Mariotti later moved to a vocational high school in the Bronx, where he expanded his business program to include character development, self-esteem, and the Golden Rule, in addition to English, math, reading, and writing. Students’ learning and behavioral skills improved dramatically, and Mariotti received awards on the state and national levels for his accomplishments. The program became the prototype for NFTE, which Mariotti established in 1987. Mariotti believes the business formation rate of NFTE’s 300,000 graduates is over six percent, much higher than the national average. A 2008 survey by BusinessWeek magazine listed two program graduates among America’s top twenty-five young entrepreneurs. “We even outperformed the Ivy League,” says Mariotti. “That was hard to do.”

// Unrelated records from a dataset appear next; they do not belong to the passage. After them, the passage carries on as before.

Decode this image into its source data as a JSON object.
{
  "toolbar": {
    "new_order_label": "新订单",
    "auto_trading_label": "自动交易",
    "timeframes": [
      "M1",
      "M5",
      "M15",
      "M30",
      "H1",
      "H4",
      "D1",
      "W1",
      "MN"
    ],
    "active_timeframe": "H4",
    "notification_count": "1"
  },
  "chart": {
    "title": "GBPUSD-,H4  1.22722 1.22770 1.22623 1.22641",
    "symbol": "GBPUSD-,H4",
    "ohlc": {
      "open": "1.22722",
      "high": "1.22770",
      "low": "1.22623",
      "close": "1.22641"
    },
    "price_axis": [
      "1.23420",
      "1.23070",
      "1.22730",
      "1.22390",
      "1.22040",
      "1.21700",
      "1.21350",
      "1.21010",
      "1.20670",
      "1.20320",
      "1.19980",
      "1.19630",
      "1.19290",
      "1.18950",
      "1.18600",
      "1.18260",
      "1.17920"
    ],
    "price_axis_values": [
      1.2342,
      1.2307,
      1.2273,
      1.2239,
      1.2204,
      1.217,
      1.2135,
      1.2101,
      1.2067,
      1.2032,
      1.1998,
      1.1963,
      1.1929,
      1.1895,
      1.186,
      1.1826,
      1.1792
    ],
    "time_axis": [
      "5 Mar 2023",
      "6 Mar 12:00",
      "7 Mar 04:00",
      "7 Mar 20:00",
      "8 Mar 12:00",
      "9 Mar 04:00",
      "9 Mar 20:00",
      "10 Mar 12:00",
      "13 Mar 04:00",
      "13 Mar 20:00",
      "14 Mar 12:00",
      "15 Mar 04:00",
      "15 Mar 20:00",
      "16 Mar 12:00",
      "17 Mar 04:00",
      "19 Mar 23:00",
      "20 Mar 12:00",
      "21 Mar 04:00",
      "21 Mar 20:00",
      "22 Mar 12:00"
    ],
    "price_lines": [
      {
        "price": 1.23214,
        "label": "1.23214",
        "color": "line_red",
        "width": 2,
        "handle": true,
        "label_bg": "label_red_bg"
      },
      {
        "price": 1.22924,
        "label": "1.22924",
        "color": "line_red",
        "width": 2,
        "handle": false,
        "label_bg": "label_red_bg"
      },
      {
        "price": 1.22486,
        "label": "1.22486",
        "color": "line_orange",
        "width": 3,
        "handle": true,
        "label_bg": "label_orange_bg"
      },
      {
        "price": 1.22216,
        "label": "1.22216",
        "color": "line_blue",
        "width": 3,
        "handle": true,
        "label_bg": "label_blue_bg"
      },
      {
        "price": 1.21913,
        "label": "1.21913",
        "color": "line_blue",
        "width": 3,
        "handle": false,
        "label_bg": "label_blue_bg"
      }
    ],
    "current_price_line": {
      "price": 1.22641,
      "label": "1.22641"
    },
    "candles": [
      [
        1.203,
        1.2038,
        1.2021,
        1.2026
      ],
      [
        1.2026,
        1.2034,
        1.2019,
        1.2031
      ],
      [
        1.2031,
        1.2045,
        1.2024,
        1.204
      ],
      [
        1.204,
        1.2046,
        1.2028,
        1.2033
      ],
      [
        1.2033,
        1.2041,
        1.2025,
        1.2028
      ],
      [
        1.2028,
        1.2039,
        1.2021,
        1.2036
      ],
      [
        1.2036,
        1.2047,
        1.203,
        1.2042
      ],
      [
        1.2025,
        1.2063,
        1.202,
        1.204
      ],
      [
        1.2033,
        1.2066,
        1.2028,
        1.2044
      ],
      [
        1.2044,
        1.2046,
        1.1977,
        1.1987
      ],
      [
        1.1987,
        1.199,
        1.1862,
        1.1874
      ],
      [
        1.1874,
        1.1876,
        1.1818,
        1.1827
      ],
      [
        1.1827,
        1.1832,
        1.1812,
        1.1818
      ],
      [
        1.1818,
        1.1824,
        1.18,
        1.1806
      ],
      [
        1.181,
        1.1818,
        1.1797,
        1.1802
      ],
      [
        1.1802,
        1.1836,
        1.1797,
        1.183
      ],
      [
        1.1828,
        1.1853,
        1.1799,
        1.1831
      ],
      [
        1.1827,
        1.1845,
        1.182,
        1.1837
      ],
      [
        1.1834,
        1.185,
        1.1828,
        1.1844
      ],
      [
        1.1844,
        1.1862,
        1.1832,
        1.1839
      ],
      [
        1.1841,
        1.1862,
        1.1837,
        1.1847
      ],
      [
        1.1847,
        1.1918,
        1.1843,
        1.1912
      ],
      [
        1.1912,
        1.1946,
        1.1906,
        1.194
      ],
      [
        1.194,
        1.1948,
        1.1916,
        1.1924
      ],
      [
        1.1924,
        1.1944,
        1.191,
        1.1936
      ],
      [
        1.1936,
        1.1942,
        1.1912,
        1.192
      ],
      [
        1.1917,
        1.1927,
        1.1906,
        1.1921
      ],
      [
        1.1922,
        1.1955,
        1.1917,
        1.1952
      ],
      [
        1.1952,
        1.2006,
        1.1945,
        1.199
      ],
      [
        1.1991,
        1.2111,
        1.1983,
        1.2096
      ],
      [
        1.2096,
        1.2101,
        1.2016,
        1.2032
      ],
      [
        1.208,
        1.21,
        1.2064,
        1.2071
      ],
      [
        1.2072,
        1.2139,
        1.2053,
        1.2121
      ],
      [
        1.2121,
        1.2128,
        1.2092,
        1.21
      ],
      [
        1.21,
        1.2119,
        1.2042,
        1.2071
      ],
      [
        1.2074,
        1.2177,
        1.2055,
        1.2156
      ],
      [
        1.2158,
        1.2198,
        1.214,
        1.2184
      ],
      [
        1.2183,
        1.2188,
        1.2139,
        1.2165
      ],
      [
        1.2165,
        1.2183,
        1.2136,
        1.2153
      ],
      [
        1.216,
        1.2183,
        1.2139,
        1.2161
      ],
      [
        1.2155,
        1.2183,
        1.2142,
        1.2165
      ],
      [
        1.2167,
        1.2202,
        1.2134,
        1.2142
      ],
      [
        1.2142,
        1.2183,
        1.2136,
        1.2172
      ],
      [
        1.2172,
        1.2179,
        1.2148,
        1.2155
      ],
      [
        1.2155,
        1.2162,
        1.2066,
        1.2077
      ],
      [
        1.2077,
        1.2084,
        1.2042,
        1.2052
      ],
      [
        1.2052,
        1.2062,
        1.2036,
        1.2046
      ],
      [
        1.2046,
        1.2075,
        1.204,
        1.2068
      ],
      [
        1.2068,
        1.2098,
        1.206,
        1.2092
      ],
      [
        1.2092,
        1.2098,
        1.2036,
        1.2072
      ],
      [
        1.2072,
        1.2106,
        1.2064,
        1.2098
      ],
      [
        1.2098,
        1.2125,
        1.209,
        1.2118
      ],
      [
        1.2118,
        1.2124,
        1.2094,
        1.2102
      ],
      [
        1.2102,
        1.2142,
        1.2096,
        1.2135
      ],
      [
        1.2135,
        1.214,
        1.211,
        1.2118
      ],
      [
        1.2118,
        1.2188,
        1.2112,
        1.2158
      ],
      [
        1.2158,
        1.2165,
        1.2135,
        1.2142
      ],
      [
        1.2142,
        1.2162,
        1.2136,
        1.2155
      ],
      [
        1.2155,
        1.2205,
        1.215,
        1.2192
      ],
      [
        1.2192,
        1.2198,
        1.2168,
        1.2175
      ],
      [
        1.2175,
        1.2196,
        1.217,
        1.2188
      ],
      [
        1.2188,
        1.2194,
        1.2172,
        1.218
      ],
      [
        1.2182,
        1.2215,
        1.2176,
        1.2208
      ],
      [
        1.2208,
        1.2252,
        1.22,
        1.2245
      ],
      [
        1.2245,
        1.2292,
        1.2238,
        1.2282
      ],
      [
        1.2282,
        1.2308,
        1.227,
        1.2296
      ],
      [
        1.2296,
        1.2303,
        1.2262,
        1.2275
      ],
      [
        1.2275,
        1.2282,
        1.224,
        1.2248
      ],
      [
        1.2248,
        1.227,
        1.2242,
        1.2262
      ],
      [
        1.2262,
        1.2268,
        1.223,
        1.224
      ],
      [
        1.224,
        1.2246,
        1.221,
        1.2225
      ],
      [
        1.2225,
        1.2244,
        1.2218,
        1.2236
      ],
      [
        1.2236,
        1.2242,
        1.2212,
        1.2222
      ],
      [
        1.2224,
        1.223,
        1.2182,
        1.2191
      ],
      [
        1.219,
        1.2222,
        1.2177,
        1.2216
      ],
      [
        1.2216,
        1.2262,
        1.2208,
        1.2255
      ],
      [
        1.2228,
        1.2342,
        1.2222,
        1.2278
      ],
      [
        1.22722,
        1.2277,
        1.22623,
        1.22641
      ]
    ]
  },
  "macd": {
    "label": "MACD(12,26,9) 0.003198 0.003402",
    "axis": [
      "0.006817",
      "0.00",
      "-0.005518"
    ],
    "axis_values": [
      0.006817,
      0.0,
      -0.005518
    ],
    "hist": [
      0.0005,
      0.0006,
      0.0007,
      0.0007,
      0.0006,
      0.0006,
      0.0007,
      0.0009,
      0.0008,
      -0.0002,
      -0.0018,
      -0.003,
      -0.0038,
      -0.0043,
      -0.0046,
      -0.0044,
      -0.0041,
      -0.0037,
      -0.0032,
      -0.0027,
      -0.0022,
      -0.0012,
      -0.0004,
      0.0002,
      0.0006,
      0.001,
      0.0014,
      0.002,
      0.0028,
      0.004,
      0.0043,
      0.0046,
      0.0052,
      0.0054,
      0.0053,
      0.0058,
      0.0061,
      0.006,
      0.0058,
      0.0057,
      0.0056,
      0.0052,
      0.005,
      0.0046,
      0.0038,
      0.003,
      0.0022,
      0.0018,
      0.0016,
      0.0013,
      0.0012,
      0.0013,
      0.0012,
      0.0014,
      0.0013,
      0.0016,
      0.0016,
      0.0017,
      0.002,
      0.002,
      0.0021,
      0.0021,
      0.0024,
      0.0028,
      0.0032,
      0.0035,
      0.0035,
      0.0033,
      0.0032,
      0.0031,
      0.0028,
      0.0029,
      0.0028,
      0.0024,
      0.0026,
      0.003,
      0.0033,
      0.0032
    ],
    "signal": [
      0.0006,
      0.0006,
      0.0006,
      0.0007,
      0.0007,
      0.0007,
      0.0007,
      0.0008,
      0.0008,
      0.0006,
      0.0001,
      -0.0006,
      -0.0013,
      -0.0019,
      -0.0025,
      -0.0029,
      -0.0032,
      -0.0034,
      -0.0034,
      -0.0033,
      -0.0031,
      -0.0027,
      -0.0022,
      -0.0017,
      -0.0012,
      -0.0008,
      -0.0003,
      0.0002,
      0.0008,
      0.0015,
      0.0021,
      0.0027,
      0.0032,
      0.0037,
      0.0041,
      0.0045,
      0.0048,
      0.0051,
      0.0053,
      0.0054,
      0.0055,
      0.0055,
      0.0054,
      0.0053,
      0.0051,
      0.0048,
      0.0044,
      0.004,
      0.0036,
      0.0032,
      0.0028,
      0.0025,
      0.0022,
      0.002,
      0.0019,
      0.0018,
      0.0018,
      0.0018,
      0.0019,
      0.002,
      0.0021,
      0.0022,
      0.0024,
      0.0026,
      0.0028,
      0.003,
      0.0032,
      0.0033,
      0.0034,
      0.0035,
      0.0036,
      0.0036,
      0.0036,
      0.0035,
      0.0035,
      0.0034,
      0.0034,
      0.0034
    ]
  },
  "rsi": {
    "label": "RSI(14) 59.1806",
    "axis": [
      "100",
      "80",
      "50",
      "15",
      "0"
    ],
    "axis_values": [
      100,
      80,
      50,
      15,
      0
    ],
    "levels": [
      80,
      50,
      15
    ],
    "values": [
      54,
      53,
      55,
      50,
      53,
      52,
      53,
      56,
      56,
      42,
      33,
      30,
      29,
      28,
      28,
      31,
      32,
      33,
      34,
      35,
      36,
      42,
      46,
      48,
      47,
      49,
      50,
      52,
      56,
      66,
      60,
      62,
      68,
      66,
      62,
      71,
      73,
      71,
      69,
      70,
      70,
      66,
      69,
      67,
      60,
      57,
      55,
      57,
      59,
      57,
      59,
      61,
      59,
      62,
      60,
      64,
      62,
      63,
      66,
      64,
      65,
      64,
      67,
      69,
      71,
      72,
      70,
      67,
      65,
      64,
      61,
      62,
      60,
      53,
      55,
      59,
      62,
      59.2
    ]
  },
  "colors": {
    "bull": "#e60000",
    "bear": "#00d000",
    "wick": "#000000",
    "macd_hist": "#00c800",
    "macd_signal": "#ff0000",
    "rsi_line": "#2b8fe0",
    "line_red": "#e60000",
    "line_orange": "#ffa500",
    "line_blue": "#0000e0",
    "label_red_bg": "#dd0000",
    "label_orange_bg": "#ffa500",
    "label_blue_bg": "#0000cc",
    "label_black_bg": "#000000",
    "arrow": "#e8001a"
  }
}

Mariotti credits much of his success to “the gifts” he received by having dyslexia. The first, he said, is humility. “When you have a situation where you’re feeling anxiety and other kids seem to be having no problem, you learn humility at a young age, and it’s a blessing,” he says. “I also learned to work in teams, and that in essence is the core of entrepreneurship and building a business.” Being able to ask questions when he doesn’t understand something, while others may seem to understand it because they can read about it with no problem, is another lesson dyslexia taught him. “It’s all about recognizing that you don’t know something,” he says.
Mariotti is also able to view things in the bigger picture and to think nonsequentially, which he says is what markets are all about. “I can process information in a very unique way, which helps me see a market, understand it, and teach young people about it.”
“All of this is positive,” he says. “Dyslexia should be embraced and turned into an opportunity to work with people and understand people better. If you have love and nurturing toward your unique learning style and can be honest and open about it, people will embrace you and help you.”